I found Mrs. Cromwell at Hampton Court one Saturday morning when an icy wind blew up from the Thames beside it.

Hampton Court is not exactly the most comfortable of palaces. It is a warren of haunted corridors and royal apartments and the air is thick with spirits and ghosts of royal intrigue. And as my footsteps echoed on the tiles of Henry the Eighth’s Apartments I could almost hear the tortured souls who once lived here whispering through keyholes.

Jane Seymour is said to wail from within the walls as she lies dying after giving birth, and the spirit of Catherine Howard scampers towards the chapel to beg for mercy from a king who grants none.

Henry the Eighth was only one of Hampton Court’s notorious occupants and to understand his lavish lifestyle you need go no further than the kitchens.
There are eighteen of them. A thousand meals were prepared in those kitchens every day in his time. The décor of the whole place is sumptuous in the extreme and therefore it came as a great surprise to me to learn that the Cromwells, yes, Oliver and his Missus, lived here when he came to power as Lord Protector of England.
It never struck me that there could be such a person as Mrs. Oliver Cromwell. But there really was.

Her name was Elizabeth Bourchier and they were married in 1620, when he was twenty-one and she twenty-three.

She was the eldest of six children. Her father, a rich titled merchant, traded in leather and furs.

According to her portrait she had a plump face with a dimpled smile and nice wide-open eyes. She looks pleasant enough but she wasn’t at all popular with the ‘in-crowd’.
Behind her back they called her ‘Old Joan’ which was a most derogatory term in that era.
They said also that she had no taste in dress gossiping about how “she wore her hood clapped on haphazardly and was totally lacking in dignity”.

While he himself was off about his dastardly business, she looked after his palace and household with a tight fist. She considered it her Christian duty to ensure that there were no extravagances.

It seems to have been a happy marriage.
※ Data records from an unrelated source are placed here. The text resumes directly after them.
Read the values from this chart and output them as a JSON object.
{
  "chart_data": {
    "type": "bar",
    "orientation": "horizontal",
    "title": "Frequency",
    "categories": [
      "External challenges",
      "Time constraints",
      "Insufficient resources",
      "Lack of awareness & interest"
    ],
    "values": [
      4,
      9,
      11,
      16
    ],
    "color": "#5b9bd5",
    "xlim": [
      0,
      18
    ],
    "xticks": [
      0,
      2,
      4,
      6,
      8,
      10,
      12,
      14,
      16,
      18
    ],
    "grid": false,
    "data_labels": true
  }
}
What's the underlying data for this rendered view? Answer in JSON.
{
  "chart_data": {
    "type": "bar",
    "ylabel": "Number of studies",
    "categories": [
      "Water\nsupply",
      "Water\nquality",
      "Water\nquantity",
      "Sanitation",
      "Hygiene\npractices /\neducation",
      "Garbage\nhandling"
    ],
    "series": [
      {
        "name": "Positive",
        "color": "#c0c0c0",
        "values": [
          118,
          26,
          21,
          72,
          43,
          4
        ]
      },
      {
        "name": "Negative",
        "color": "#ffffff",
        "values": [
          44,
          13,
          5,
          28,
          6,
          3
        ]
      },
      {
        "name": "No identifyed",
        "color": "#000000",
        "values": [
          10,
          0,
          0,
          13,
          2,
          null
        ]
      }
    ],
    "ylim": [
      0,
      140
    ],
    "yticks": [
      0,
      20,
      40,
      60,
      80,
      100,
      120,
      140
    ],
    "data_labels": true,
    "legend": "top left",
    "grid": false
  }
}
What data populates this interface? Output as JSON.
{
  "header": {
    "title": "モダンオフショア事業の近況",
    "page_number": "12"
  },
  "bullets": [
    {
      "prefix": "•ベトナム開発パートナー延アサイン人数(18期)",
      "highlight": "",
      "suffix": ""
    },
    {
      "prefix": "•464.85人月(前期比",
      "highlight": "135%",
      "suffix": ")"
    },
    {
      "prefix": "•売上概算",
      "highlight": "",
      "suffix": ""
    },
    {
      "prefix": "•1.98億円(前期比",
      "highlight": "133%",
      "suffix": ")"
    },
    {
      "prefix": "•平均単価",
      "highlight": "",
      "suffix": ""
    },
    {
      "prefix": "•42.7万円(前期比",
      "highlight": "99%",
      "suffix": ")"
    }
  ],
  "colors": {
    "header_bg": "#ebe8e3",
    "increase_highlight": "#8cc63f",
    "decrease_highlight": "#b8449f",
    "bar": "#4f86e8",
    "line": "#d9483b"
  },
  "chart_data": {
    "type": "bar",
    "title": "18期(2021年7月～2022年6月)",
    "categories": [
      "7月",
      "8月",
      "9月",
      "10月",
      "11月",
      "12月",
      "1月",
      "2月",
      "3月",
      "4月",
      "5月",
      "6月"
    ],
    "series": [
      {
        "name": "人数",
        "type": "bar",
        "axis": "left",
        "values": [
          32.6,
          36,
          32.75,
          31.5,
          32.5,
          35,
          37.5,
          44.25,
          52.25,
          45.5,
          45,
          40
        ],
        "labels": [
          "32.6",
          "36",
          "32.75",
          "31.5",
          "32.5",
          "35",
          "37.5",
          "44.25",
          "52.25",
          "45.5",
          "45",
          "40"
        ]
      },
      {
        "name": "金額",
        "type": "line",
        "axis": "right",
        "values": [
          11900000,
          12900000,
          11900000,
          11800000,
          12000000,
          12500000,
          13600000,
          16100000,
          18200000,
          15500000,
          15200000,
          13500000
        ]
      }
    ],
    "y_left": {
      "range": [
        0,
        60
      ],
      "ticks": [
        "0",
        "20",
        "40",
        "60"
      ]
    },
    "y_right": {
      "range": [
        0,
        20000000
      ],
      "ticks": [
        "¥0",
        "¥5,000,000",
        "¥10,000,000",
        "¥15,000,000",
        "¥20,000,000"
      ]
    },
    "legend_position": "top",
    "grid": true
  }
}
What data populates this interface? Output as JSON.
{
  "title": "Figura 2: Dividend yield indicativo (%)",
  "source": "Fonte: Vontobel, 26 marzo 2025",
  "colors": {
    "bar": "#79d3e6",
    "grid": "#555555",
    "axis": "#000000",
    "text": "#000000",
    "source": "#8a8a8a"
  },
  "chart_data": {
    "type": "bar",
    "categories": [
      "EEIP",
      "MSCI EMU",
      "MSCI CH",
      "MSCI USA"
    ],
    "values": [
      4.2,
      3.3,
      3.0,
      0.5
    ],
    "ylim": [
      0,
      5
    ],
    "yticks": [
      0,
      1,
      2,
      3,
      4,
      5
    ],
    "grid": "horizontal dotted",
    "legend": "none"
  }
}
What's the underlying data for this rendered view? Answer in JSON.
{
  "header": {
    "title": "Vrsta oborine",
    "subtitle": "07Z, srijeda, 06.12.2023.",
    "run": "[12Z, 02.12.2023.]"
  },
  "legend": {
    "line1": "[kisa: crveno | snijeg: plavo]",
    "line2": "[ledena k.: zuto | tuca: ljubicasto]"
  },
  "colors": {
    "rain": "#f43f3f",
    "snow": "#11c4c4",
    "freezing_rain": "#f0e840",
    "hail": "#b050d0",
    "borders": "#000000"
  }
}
There were seven children consisting of four boys, and three girls. And if you need further proof of her love for him (warts ‘n all) once upon a time Elizabeth wrote to him thus – “Truly my life is but half a life in your absence”.
As for Oliver, did he love her? Well, after 31 years of marriage her husband replied – “Thou art dearer to me than any creature”.

Elizabeth Bourchier Cromwell may not have made it ‘big’ into history books but she loved Hampton Court. Her hobby was collecting portraits of foreign Royals and she displayed them at the Palace. In fact, she was so taken with the portrait of the Queen of Sweden, she suggested to Oliver that should anything untoward happen to herself, he should marry the Queen Christina.

When the art treasures of Hampton Court Palace were auctioned-off to raise money for the Commonwealth, with her own private fortune, Mrs. Cromwell bought several pieces and even bought the palace itself.

Alas, when her beloved Oliver died in 1658, everything had to be sold again. However, Mrs. Cromwell removed her favourite pieces of art and even bought a warehouse to store them properly. It is thanks to her that those treasures are preserved intact and on display in Hampton Court Palace today. That is where I discovered her.